We have recently purchased PreEmptive Solutions Dotfuscator (which sounded like a good idea when we were making decision about it), but to be honest I am not very happy about it: it cannot properly handle WPF projects and you have to perform a lot of “voo-doo dances” to get at least some protection there (and all that while costing s|-|1t-load of money). This pushed me to do a new round of evaluations of competing products, and I have found few that are really interesting:

  • .NET Reactor (about 150€) is a really powerful tool with lots of features (code and resource protection, code encryption, support for .NET 1.1, 2.0, 3.0, 3.5, CF 1.0 and 2.0, ASP.NET, Mono, can merge assemblies, remove IL code, generate native executables, etc., etc., etc.). Additionaly there is a licensing system, but I have not tried it yet. Despite it claims supporting .NET 3.5 I did not manage to protect our WPF assemblies with it, but all other assemblies were protected like a charm.
  • DeepSea Obfuscator (about 200€). This obfuscator’s list of features is not much shorter, but few outstanding points are support for WPF assemblies, and declarative obfuscation, where the obfuscation process can be controlled by applying obfuscation-related attributes to your code. I managed to protect our WPF assembly with it, but resulting assembly is crashing when I’m entering one specific screen. I guess this crash can be eliminated by using attribute-based obfuscation and removing some properties/classes from the protection process (which is not that good, to be honest, as it means extra work, howewer small it is).
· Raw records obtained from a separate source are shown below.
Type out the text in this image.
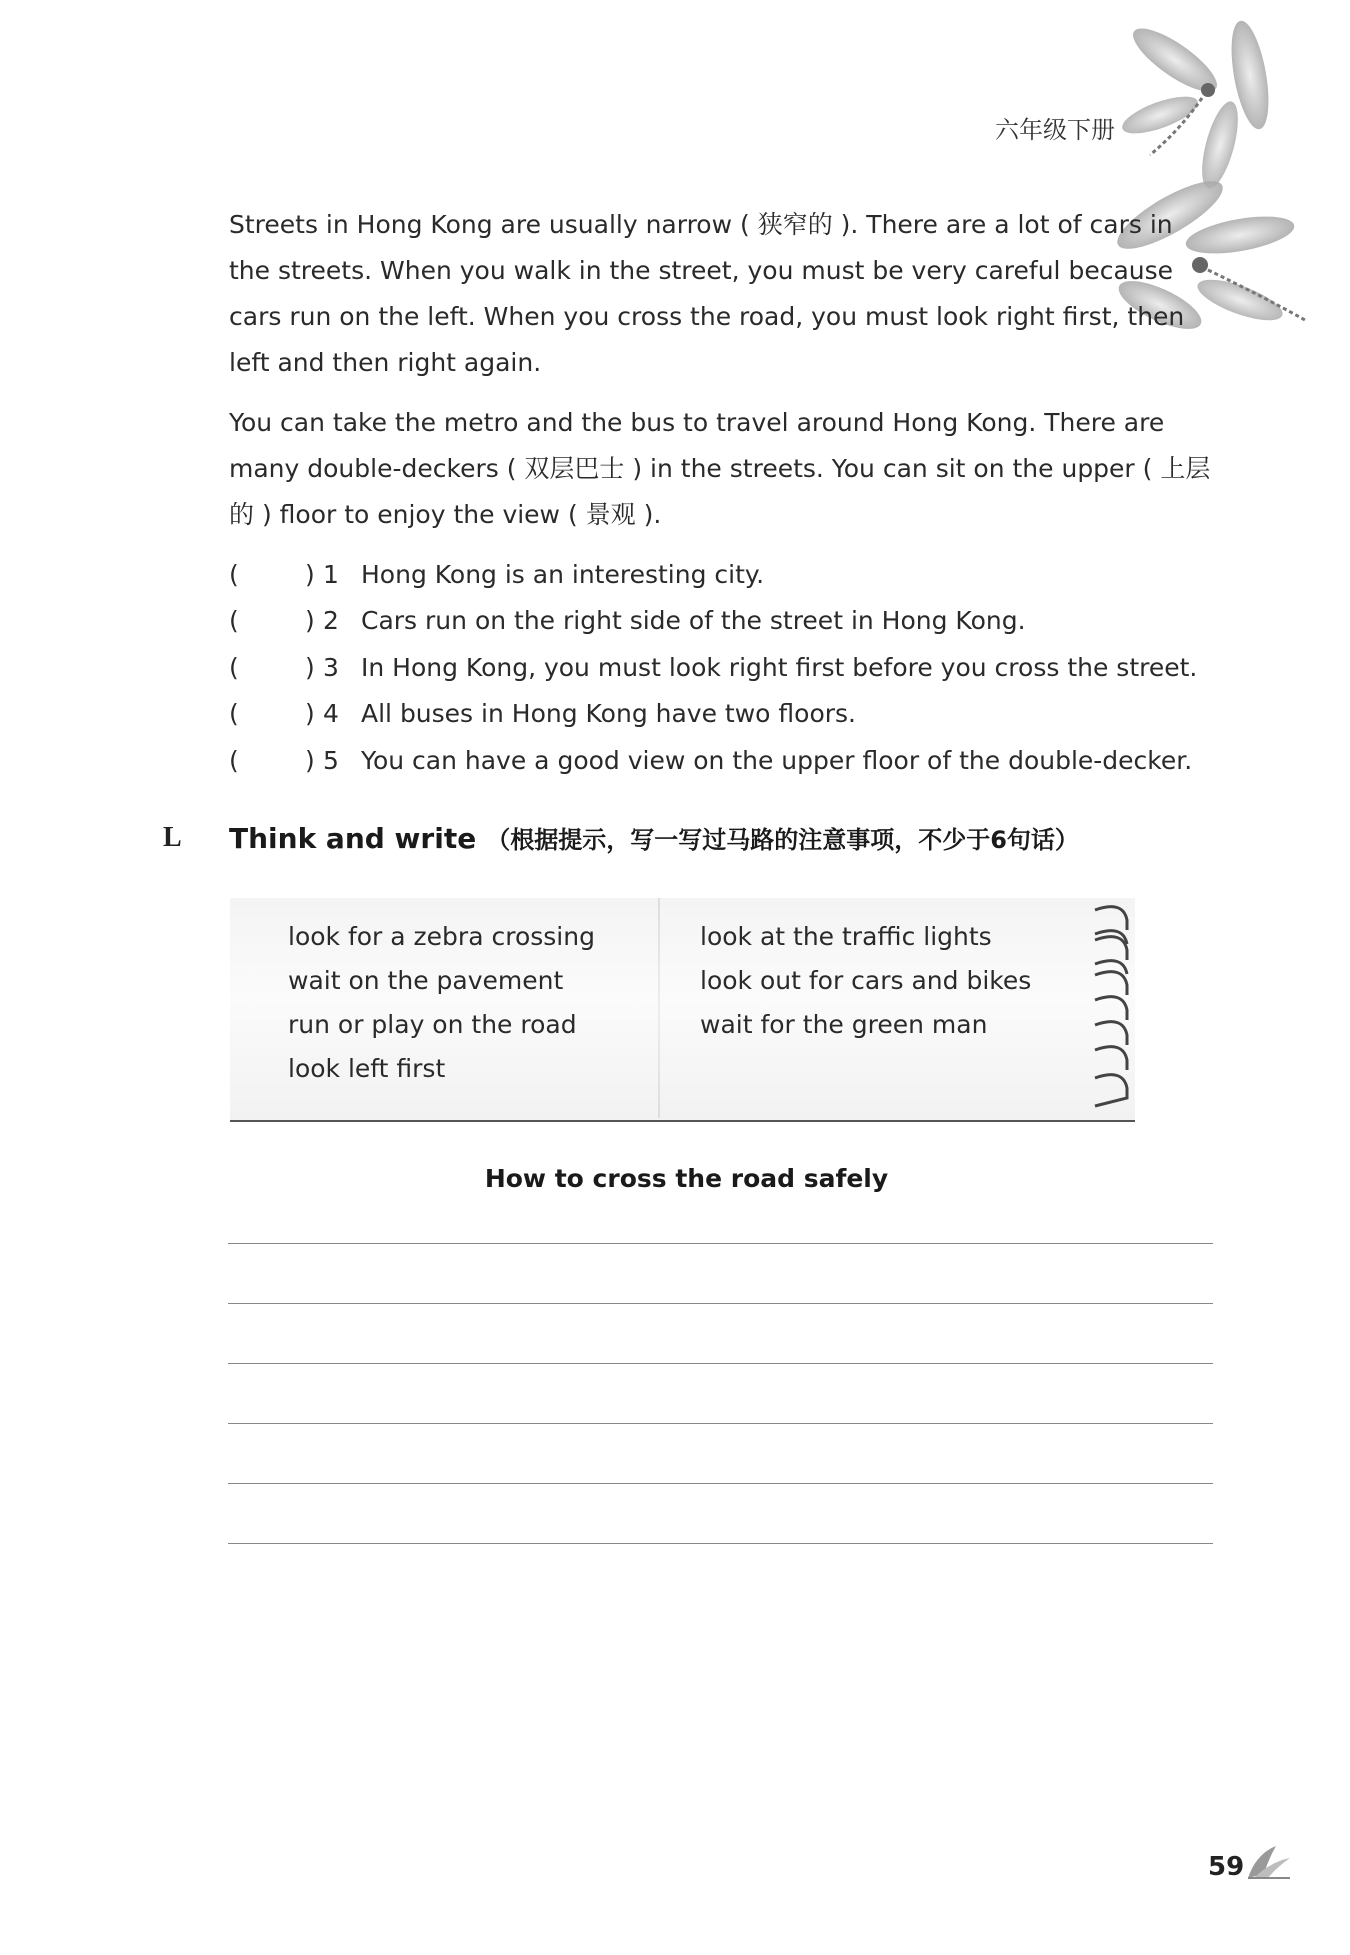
六年级下册

Streets in Hong Kong are usually narrow ( 狭窄的 ). There are a lot of cars in the streets. When you walk in the street, you must be very careful because cars run on the left. When you cross the road, you must look right first, then left and then right again.

You can take the metro and the bus to travel around Hong Kong. There are many double-deckers ( 双层巴士 ) in the streets. You can sit on the upper ( 上层的 ) floor to enjoy the view ( 景观 ).

(	) 1 Hong Kong is an interesting city.
(	) 2 Cars run on the right side of the street in Hong Kong.
(	) 3 In Hong Kong, you must look right first before you cross the street.
(	) 4 All buses in Hong Kong have two floors.
(	) 5 You can have a good view on the upper floor of the double-decker.
L Think and write （根据提示，写一写过马路的注意事项，不少于6句话）
look for a zebra crossing
wait on the pavement
run or play on the road
look left first
look at the traffic lights
look out for cars and bikes
wait for the green man
How to cross the road safely
59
  • {smartassembly} (about 350€-650€, depending on version) looks really impressive as well. It was able to protect WPF assembly and, it seems that the abovementioned crash is not present here; well, it is with certain settings related to obfuscation, but it can be easily eliminated by tweaking settings. Control flow obfuscation seems to be much stronger than that of the DeepSea, and there are some additional protection settings that make lives of Reflector, ILDASM and others really miserable (e.g. invalid metadata streams).

It seems that to get decent level of protection we will have to use either {smartassembly}, or both .NET Reactor and {smartassembly} (in case {smartassembly} would be not able to provide the same protection level for “normal”=non-WPF assemblies as .NET Reactor does – remains to be seen).